I don’t like writing about the books I have mixed feelings about after reading. That’s why it took me a while to write a review of “A Song for You: My Life with Whitney Houston” by Robyn Crawford.
It’s not that I didn’t like the book. It is just this nagging feeling that something isn’t right. After doing some thinking, I’ve managed to locate the source of my dissatisfaction. I don’t like it when people try to capitalise on something they don’t possess. It is completely understandable why people do that – the chances we receive from life aren’t unlimited.
The book is not about Whitney Houston; and although it offers an interesting insight into the behind-the-scenes world of the mega-famous singer, it says disappointingly little about that singer’s personality. While reading, I had an impression that the author didn’t know Whitney Houston at all. She offers her judgements about her actions and choices, but she doesn’t say anything about why her friend/ex-lover/employer acted that way. Despite their close relationship at the beginning of their acquaintance when they both were very young and inexperienced in how life works, this closeness hadn’t developed into a deeper relationship of mature people. Maybe it is the reason why the author’s judgements of Whitney Houston seem shallow and biased. She kept her thoughts and conclusions from the time when they were teenagers and in their early twenties, having had no opportunity to develop her knowledge of her friend after Whitney Houston became a superstar and the two grew apart.
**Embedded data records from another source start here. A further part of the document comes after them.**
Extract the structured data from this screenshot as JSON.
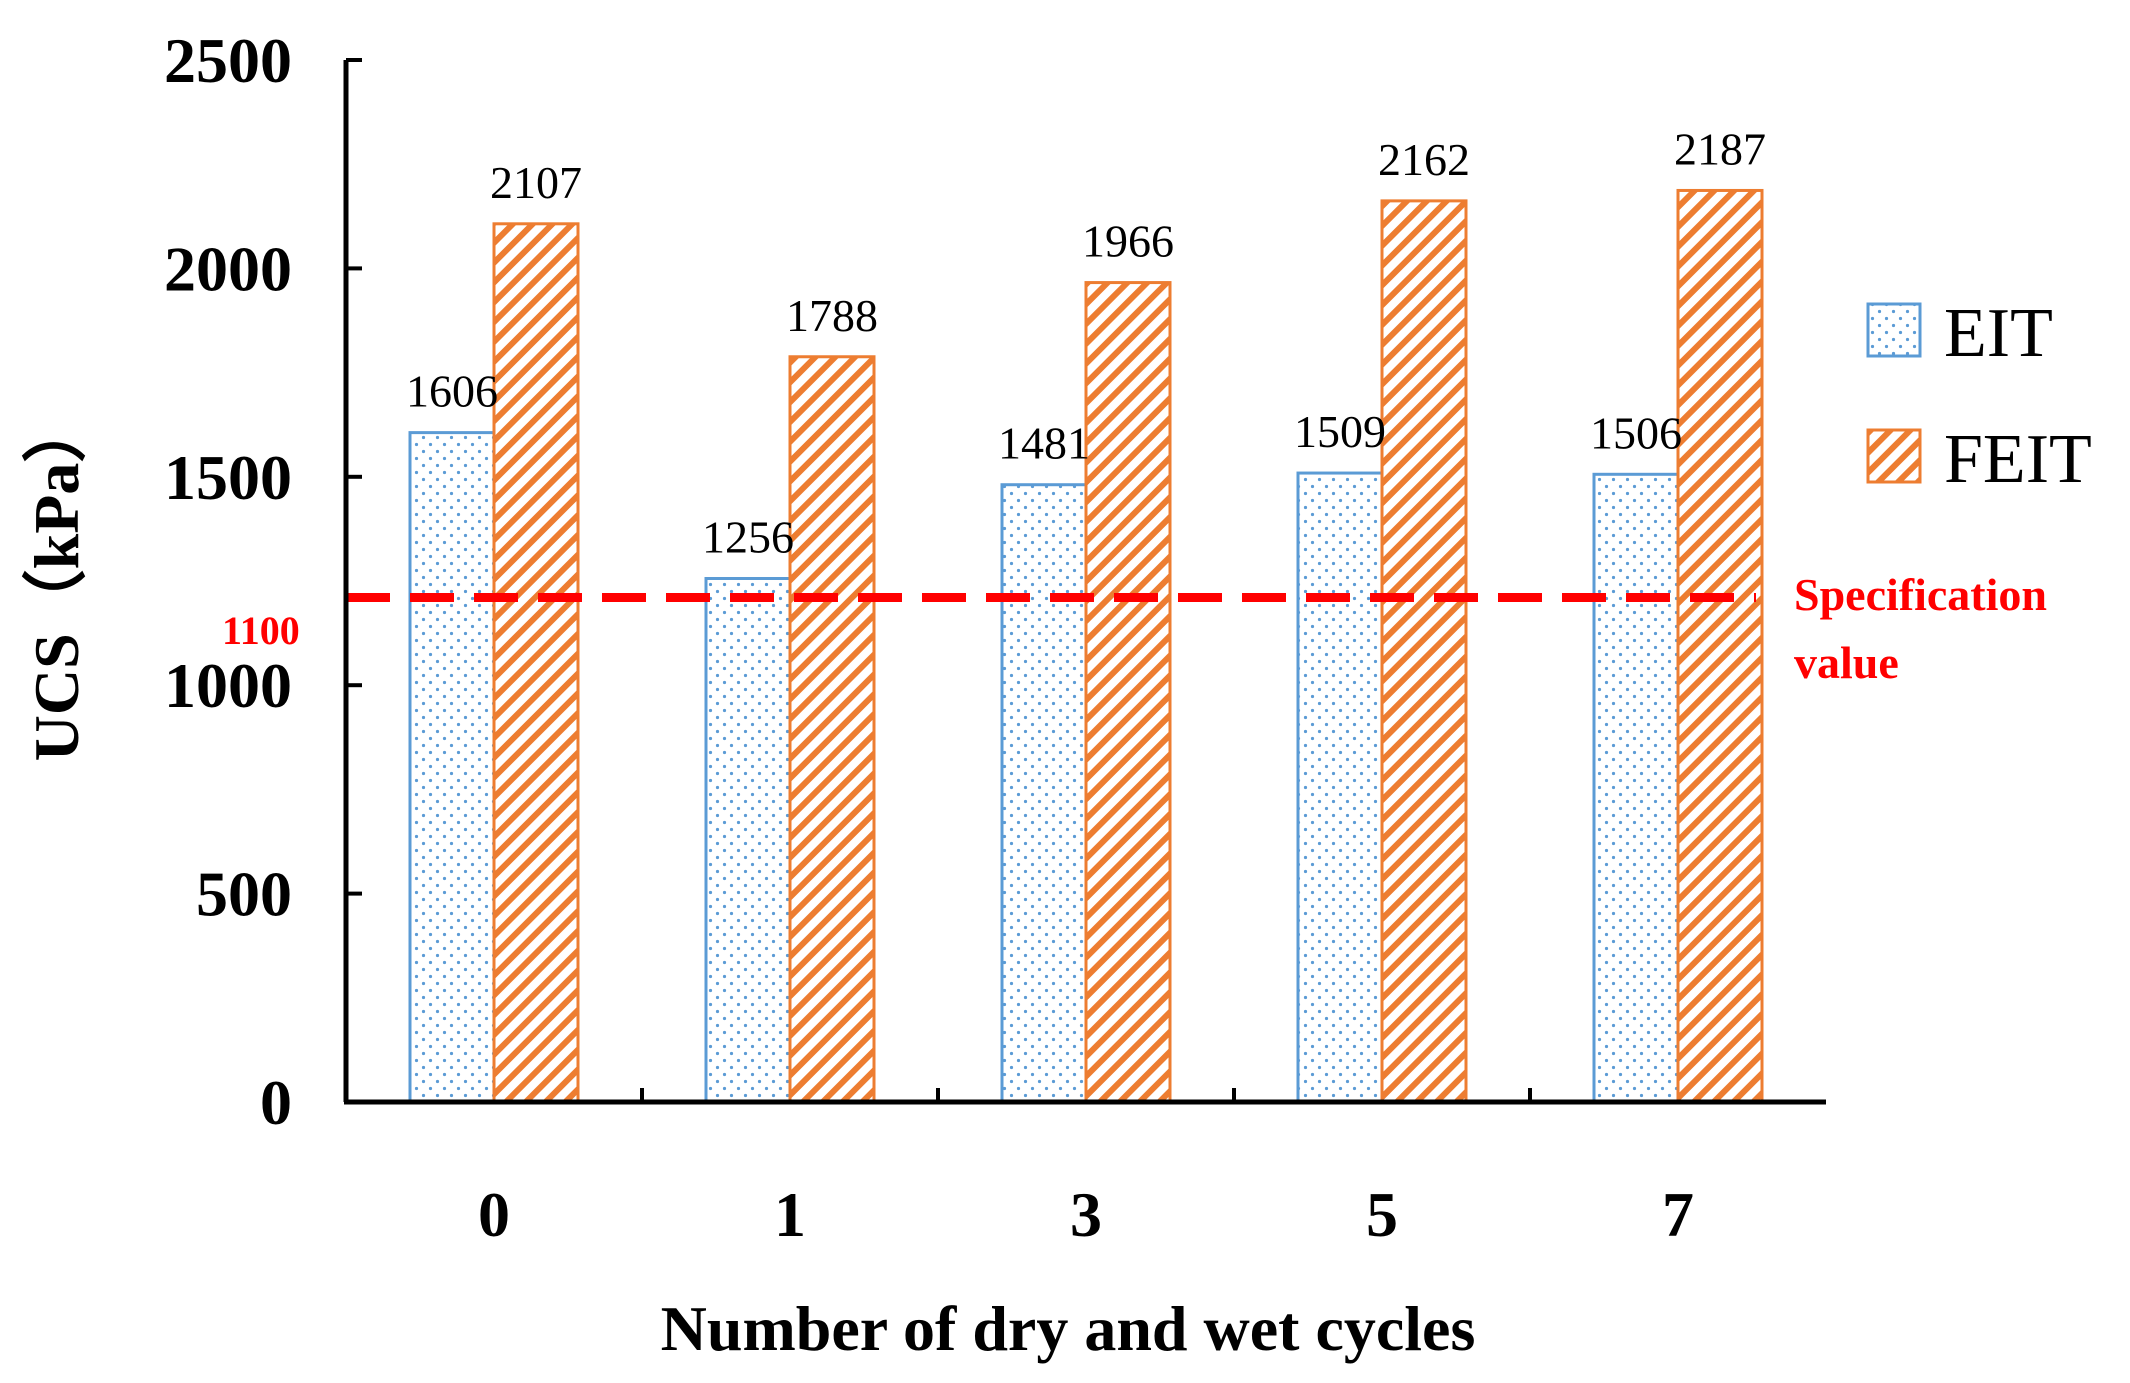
{
  "chart_data": {
    "type": "bar",
    "title": "",
    "xlabel": "Number of dry and wet cycles",
    "ylabel": "UCS（kPa）",
    "categories": [
      "0",
      "1",
      "3",
      "5",
      "7"
    ],
    "ylim": [
      0,
      2500
    ],
    "yticks": [
      "0",
      "500",
      "1000",
      "1500",
      "2000",
      "2500"
    ],
    "grid": false,
    "legend_position": "right",
    "series": [
      {
        "name": "EIT",
        "values": [
          1606,
          1256,
          1481,
          1509,
          1506
        ],
        "labels": [
          "1606",
          "1256",
          "1481",
          "1509",
          "1506"
        ],
        "color": "#5b9bd5",
        "pattern": "dots"
      },
      {
        "name": "FEIT",
        "values": [
          2107,
          1788,
          1966,
          2162,
          2187
        ],
        "labels": [
          "2107",
          "1788",
          "1966",
          "2162",
          "2187"
        ],
        "color": "#ed7d31",
        "pattern": "diagonal-hatch"
      }
    ],
    "reference_line": {
      "value": 1100,
      "value_label": "1100",
      "label_line1": "Specification",
      "label_line2": "value",
      "color": "#ff0000",
      "style": "dashed"
    }
  }
}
The author has drawn a picture of Whitney Houston that is impossible not only to like but even sympathise with. To be honest, the legendary singer with one of the most remarkable voices in vocal history is displayed as an indifferent, shallow person with strong drug addiction. Why she turned out to be like that, it’s impossible to guess from the author’s account of her life events.
What I found fascinating about the book is getting one more proof that success is a matter of succession of coincidences. The author’s life followed a completely different path only because she met Whitney Houston. Now, after years in show business, due to her relationship with the famous singer, having skipped college/university, she is considered a professional in the field. It is truly remarkable.
“A Song for You: My Life with Whitney Houston” is not a book about Whitney Houston. If anything, it made me want to read a “proper” biography of the singer. I’d call this book “how my life turned out because at some point Whitney Houston was my friend”, but it wouldn’t do for promoting it to the masses.